Por Joelmo Oliveira* 


Biotecnologia Empírica, Biotecnologia Clássica e Biotecnologia Moderna

O surgimento das primeiras tecnologias ligadas ao manejo de plantas e animais são anteriores a própria invenção da escrita.  De fato, a chamada biotecnologia já estava presente no ato de selecionar sementes para o plantio, na verdade no próprio domínio das primeiras técnicas de plantio, estava presente na escolha dos melhores animais para a reprodução e no cruzamento de espécies.  Essa biotecnologia confundia-se em alguns momentos com a própria cultura dos povos, determinava o calendário de plantios e colheitas, determinava o calendário das festas, associavam-se deuses e demônios às propriedades dessas e daquelas ervas. É no mínimo curioso perceber que foi um monge católico que lançou os fundamentos científicos do que se passou a chamar de biotecnologia clássica. Gregor Mendel iniciou em 1856 seus bem conhecidos experimentos com ervilhas, publicando em 1865 um artigo intitulado "Experiments with plant hybrids" onde sugere pela primeira vez a hipótese da existência dos "genes" como unidades básicas onde as características das plantas seriam depositadas e transmitidas no processo de reprodução. Esta hipótese somente seria plenamente confirmada com os avanços da química e da física no século XX. 

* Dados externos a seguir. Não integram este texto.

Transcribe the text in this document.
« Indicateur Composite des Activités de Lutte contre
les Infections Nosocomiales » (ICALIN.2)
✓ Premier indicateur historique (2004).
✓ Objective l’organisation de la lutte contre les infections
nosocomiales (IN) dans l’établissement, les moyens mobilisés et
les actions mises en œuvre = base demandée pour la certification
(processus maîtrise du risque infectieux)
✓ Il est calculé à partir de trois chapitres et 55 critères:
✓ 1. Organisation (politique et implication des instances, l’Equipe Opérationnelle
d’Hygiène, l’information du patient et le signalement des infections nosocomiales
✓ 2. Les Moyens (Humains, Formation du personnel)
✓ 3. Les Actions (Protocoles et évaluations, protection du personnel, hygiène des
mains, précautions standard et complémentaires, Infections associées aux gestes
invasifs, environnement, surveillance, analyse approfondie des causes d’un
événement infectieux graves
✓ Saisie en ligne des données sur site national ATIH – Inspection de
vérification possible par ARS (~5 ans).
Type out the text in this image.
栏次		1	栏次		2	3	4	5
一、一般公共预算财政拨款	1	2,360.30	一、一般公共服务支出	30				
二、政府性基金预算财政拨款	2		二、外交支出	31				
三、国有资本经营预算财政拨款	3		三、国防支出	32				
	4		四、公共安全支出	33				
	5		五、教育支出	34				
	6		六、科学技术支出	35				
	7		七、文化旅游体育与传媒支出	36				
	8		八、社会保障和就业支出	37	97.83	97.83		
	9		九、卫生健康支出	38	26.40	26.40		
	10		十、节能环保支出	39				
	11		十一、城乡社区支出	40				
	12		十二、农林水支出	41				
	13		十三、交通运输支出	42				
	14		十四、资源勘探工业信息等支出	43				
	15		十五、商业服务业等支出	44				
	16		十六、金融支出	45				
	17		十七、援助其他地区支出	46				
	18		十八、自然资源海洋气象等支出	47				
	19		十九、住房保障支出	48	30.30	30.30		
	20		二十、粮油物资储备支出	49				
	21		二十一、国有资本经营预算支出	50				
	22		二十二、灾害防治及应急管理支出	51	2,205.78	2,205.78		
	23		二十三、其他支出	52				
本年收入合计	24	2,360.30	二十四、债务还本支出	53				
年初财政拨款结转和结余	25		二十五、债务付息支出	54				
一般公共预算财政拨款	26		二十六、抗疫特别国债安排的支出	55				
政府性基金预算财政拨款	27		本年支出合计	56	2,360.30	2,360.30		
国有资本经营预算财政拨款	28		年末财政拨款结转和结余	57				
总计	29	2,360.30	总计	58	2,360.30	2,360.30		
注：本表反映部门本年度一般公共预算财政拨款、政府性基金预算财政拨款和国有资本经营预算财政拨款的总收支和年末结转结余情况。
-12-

Os experimentos de Mendel abriram caminho para a biotecnologia moderna ou engenharia genética, pois se descobriu mais tarde que havia uma molécula que guardava todos os genes de um indivíduo, essa molécula é conhecida pela sigla DNA.  Em 1973, Paul Berg realizou experimentos nos quais utilizava as propriedades químicas de certas proteínas para recortar seqüências de genes do DNA de uma espécie qualquer e introduzi-las no DNA de uma outra espécie, sejam essas espécies animais ou vegetais.  A técnica criada por Berg é conhecida como técnica do "DNA-recombinante", sua técnica funda a biotecnologia moderna, também chamada de engenharia genética.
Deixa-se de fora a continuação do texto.